1.6 KiB
How JWT could be used for authorization with and without Login-Server
What we need
The only encrypted data in db are the private key. Every other data could be accessed without login, depending on frontend and backend code. So we need only a way to prove the backend that we have access to the private key.
JWT
JWT is perfect for that. We can use JWT to store the public key of the user as UUID for finding his data in db, signing it with the private key. So even if the backend is running in multiple instances, on every request is it possible to check the JWT token, that the signature is signed with the private key, belonging to the public key. The only thing the backend cannot do with that is signing a transaction.

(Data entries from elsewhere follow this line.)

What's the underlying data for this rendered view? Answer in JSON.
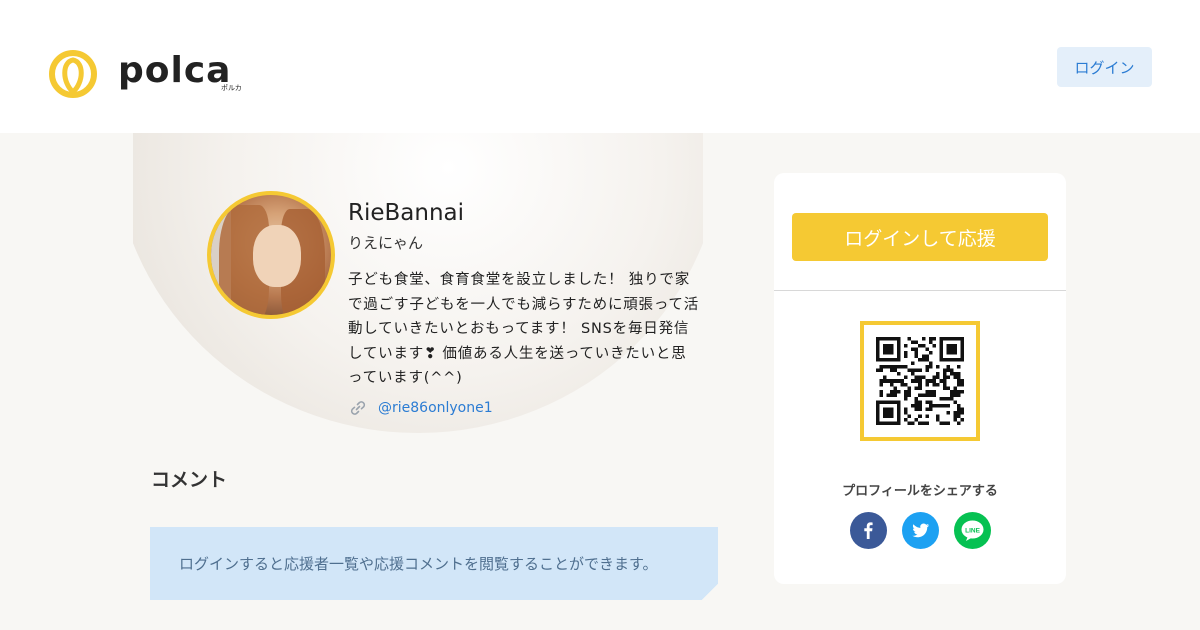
{
  "header": {
    "logo_text": "polca",
    "logo_sub": "ポルカ",
    "login_label": "ログイン"
  },
  "profile": {
    "name": "RieBannai",
    "nickname": "りえにゃん",
    "bio": "子ども食堂、食育食堂を設立しました！ 独りで家で過ごす子どもを一人でも減らすために頑張って活動していきたいとおもってます！ SNSを毎日発信しています❣ 価値ある人生を送っていきたいと思っています(^^)",
    "link": "@rie86onlyone1"
  },
  "comments": {
    "title": "コメント",
    "notice": "ログインすると応援者一覧や応援コメントを閲覧することができます。"
  },
  "sidebar": {
    "support_label": "ログインして応援",
    "share_label": "プロフィールをシェアする"
  },
  "colors": {
    "accent": "#f5c933",
    "link": "#2b7cd3",
    "facebook": "#3b5998",
    "twitter": "#1da1f2",
    "line": "#06c152"
  },
  "icons": {
    "link": "link-icon",
    "facebook": "facebook-icon",
    "twitter": "twitter-icon",
    "line": "line-icon"
  }
}
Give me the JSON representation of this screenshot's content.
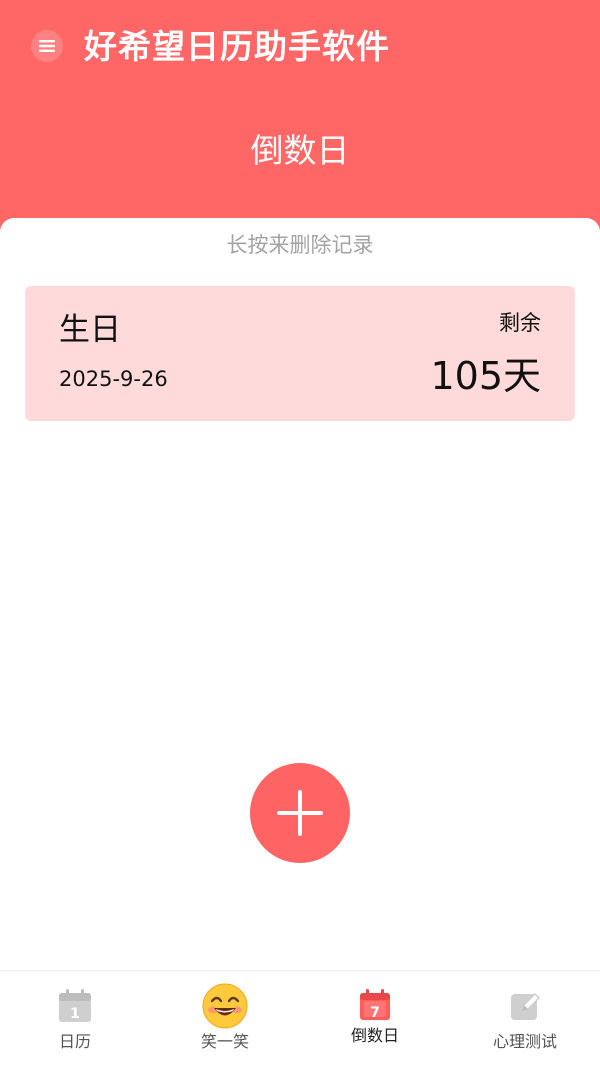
{
  "header": {
    "app_title": "好希望日历助手软件",
    "page_title": "倒数日",
    "menu_icon": "menu-icon"
  },
  "main": {
    "hint": "长按来删除记录",
    "records": [
      {
        "name": "生日",
        "date": "2025-9-26",
        "remain_label": "剩余",
        "remain_value": "105天"
      }
    ],
    "add_icon": "plus-icon"
  },
  "tabbar": {
    "tabs": [
      {
        "label": "日历",
        "icon": "calendar-icon",
        "icon_text": "1",
        "active": false
      },
      {
        "label": "笑一笑",
        "icon": "smile-emoji-icon",
        "active": false
      },
      {
        "label": "倒数日",
        "icon": "countdown-calendar-icon",
        "icon_text": "7",
        "active": true
      },
      {
        "label": "心理测试",
        "icon": "edit-note-icon",
        "active": false
      }
    ]
  },
  "colors": {
    "accent": "#ff6666",
    "card_bg": "#ffdada",
    "hint_text": "#a3a3a3",
    "tab_inactive": "#c8c8c8"
  }
}
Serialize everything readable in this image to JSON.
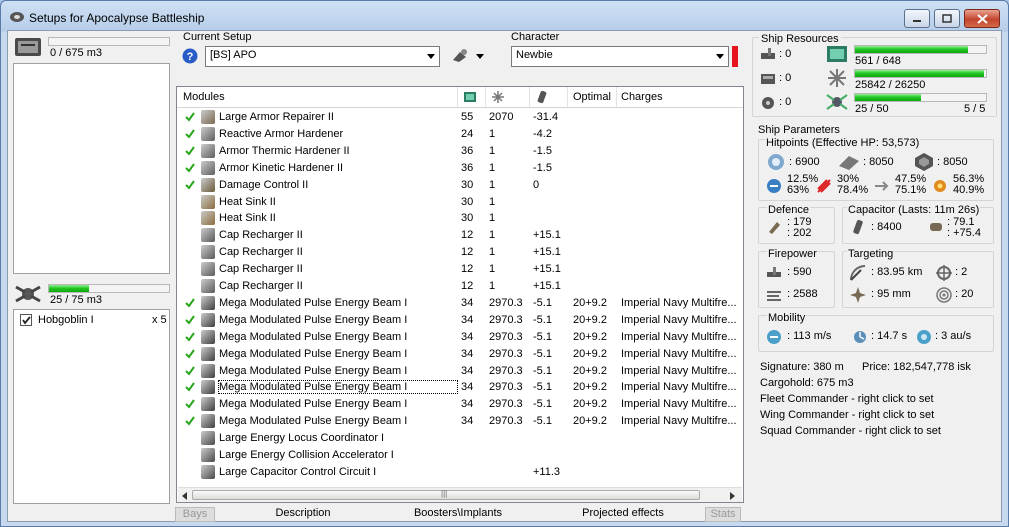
{
  "window": {
    "title": "Setups for Apocalypse Battleship"
  },
  "left": {
    "cargo_text": "0 / 675 m3",
    "cargo_fill": 0.0,
    "drone_text": "25 / 75 m3",
    "drone_fill": 0.333,
    "drones": [
      {
        "name": "Hobgoblin I",
        "qty": "x 5",
        "checked": true
      }
    ]
  },
  "setup": {
    "label": "Current Setup",
    "value": "[BS] APO"
  },
  "character": {
    "label": "Character",
    "value": "Newbie"
  },
  "modules": {
    "headers": [
      "Modules",
      "",
      "",
      "",
      "Optimal",
      "Charges"
    ],
    "rows": [
      {
        "active": true,
        "name": "Large Armor Repairer II",
        "cpu": "55",
        "pg": "2070",
        "cap": "-31.4",
        "optimal": "",
        "charges": "",
        "icon": "armor-repairer-icon"
      },
      {
        "active": true,
        "name": "Reactive Armor Hardener",
        "cpu": "24",
        "pg": "1",
        "cap": "-4.2",
        "optimal": "",
        "charges": "",
        "icon": "armor-hardener-icon"
      },
      {
        "active": true,
        "name": "Armor Thermic Hardener II",
        "cpu": "36",
        "pg": "1",
        "cap": "-1.5",
        "optimal": "",
        "charges": "",
        "icon": "armor-hardener-icon"
      },
      {
        "active": true,
        "name": "Armor Kinetic Hardener II",
        "cpu": "36",
        "pg": "1",
        "cap": "-1.5",
        "optimal": "",
        "charges": "",
        "icon": "armor-hardener-icon"
      },
      {
        "active": true,
        "name": "Damage Control II",
        "cpu": "30",
        "pg": "1",
        "cap": "0",
        "optimal": "",
        "charges": "",
        "icon": "damage-control-icon"
      },
      {
        "active": false,
        "name": "Heat Sink II",
        "cpu": "30",
        "pg": "1",
        "cap": "",
        "optimal": "",
        "charges": "",
        "icon": "heat-sink-icon"
      },
      {
        "active": false,
        "name": "Heat Sink II",
        "cpu": "30",
        "pg": "1",
        "cap": "",
        "optimal": "",
        "charges": "",
        "icon": "heat-sink-icon"
      },
      {
        "active": false,
        "name": "Cap Recharger II",
        "cpu": "12",
        "pg": "1",
        "cap": "+15.1",
        "optimal": "",
        "charges": "",
        "icon": "cap-recharger-icon"
      },
      {
        "active": false,
        "name": "Cap Recharger II",
        "cpu": "12",
        "pg": "1",
        "cap": "+15.1",
        "optimal": "",
        "charges": "",
        "icon": "cap-recharger-icon"
      },
      {
        "active": false,
        "name": "Cap Recharger II",
        "cpu": "12",
        "pg": "1",
        "cap": "+15.1",
        "optimal": "",
        "charges": "",
        "icon": "cap-recharger-icon"
      },
      {
        "active": false,
        "name": "Cap Recharger II",
        "cpu": "12",
        "pg": "1",
        "cap": "+15.1",
        "optimal": "",
        "charges": "",
        "icon": "cap-recharger-icon"
      },
      {
        "active": true,
        "name": "Mega Modulated Pulse Energy Beam I",
        "cpu": "34",
        "pg": "2970.3",
        "cap": "-5.1",
        "optimal": "20+9.2",
        "charges": "Imperial Navy Multifre...",
        "icon": "laser-icon"
      },
      {
        "active": true,
        "name": "Mega Modulated Pulse Energy Beam I",
        "cpu": "34",
        "pg": "2970.3",
        "cap": "-5.1",
        "optimal": "20+9.2",
        "charges": "Imperial Navy Multifre...",
        "icon": "laser-icon"
      },
      {
        "active": true,
        "name": "Mega Modulated Pulse Energy Beam I",
        "cpu": "34",
        "pg": "2970.3",
        "cap": "-5.1",
        "optimal": "20+9.2",
        "charges": "Imperial Navy Multifre...",
        "icon": "laser-icon"
      },
      {
        "active": true,
        "name": "Mega Modulated Pulse Energy Beam I",
        "cpu": "34",
        "pg": "2970.3",
        "cap": "-5.1",
        "optimal": "20+9.2",
        "charges": "Imperial Navy Multifre...",
        "icon": "laser-icon"
      },
      {
        "active": true,
        "name": "Mega Modulated Pulse Energy Beam I",
        "cpu": "34",
        "pg": "2970.3",
        "cap": "-5.1",
        "optimal": "20+9.2",
        "charges": "Imperial Navy Multifre...",
        "icon": "laser-icon"
      },
      {
        "active": true,
        "name": "Mega Modulated Pulse Energy Beam I",
        "cpu": "34",
        "pg": "2970.3",
        "cap": "-5.1",
        "optimal": "20+9.2",
        "charges": "Imperial Navy Multifre...",
        "icon": "laser-icon",
        "focused": true
      },
      {
        "active": true,
        "name": "Mega Modulated Pulse Energy Beam I",
        "cpu": "34",
        "pg": "2970.3",
        "cap": "-5.1",
        "optimal": "20+9.2",
        "charges": "Imperial Navy Multifre...",
        "icon": "laser-icon"
      },
      {
        "active": true,
        "name": "Mega Modulated Pulse Energy Beam I",
        "cpu": "34",
        "pg": "2970.3",
        "cap": "-5.1",
        "optimal": "20+9.2",
        "charges": "Imperial Navy Multifre...",
        "icon": "laser-icon"
      },
      {
        "active": false,
        "name": "Large Energy Locus Coordinator I",
        "cpu": "",
        "pg": "",
        "cap": "",
        "optimal": "",
        "charges": "",
        "icon": "rig-icon"
      },
      {
        "active": false,
        "name": "Large Energy Collision Accelerator I",
        "cpu": "",
        "pg": "",
        "cap": "",
        "optimal": "",
        "charges": "",
        "icon": "rig-icon"
      },
      {
        "active": false,
        "name": "Large Capacitor Control Circuit I",
        "cpu": "",
        "pg": "",
        "cap": "+11.3",
        "optimal": "",
        "charges": "",
        "icon": "rig-icon"
      }
    ]
  },
  "tabs": [
    "Bays",
    "Description",
    "Boosters\\Implants",
    "Projected effects",
    "Stats"
  ],
  "resources": {
    "label": "Ship Resources",
    "turret": ": 0",
    "launcher": ": 0",
    "calibration": ": 0",
    "cpu_text": "561 / 648",
    "cpu_fill": 0.866,
    "pg_text": "25842 / 26250",
    "pg_fill": 0.984,
    "drone_bw_text": "25 / 50",
    "drone_bw_fill": 0.5,
    "drones_active": "5 / 5"
  },
  "params": {
    "label": "Ship Parameters",
    "hitpoints_label": "Hitpoints (Effective HP: 53,573)",
    "shield_hp": ": 6900",
    "armor_hp": ": 8050",
    "hull_hp": ": 8050",
    "shield_res": [
      "12.5%",
      "63%"
    ],
    "armor_res": [
      "30%",
      "78.4%"
    ],
    "hull_res": [
      "47.5%",
      "75.1%"
    ],
    "other_res": [
      "56.3%",
      "40.9%"
    ],
    "defence_label": "Defence",
    "def1": ": 179",
    "def2": ": 202",
    "capacitor_label": "Capacitor (Lasts: 11m 26s)",
    "cap_amount": ": 8400",
    "cap1": ": 79.1",
    "cap2": ": +75.4",
    "firepower_label": "Firepower",
    "fp1": ": 590",
    "fp2": ": 2588",
    "targeting_label": "Targeting",
    "range": ": 83.95 km",
    "max_targets": ": 2",
    "scan_res": ": 95 mm",
    "sensor": ": 20",
    "mobility_label": "Mobility",
    "speed": ": 113 m/s",
    "align": ": 14.7 s",
    "warp": ": 3 au/s",
    "signature": "Signature: 380 m",
    "price": "Price: 182,547,778 isk",
    "cargohold": "Cargohold: 675 m3",
    "fleet": "Fleet Commander - right click to set",
    "wing": "Wing Commander - right click to set",
    "squad": "Squad Commander - right click to set"
  },
  "colors": {
    "bar_green": "#1ec31e",
    "accent_red": "#e8141d",
    "check_green": "#2aa61c"
  }
}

That can only be done by the Login-Server or a Desktop or Handy-App storing the private key locally. With that we have universal way for authorization against the backend. We could additional store if we like to sign transactions local or with Login-Server and the Login-Server url.
JWT and Login-Server
Login-Server uses Poco version 1.9.4 but unfortunately Poco only introduces jwt from version 1.10. And Updating to 1.10 needs some work because some things have changed in Poco 1.10.
JWT signature algorithms
In JWT standard ed25519 don't seemd to play a role. We must find out if we can use the ed25519 keys together with one of the signature algorithms in JWT standard or we must use crypto_sign_verify_detached from libsodium even it is nonstandard to verify signature created with ed25519 keys and libsodiums crypto_sign_detached function.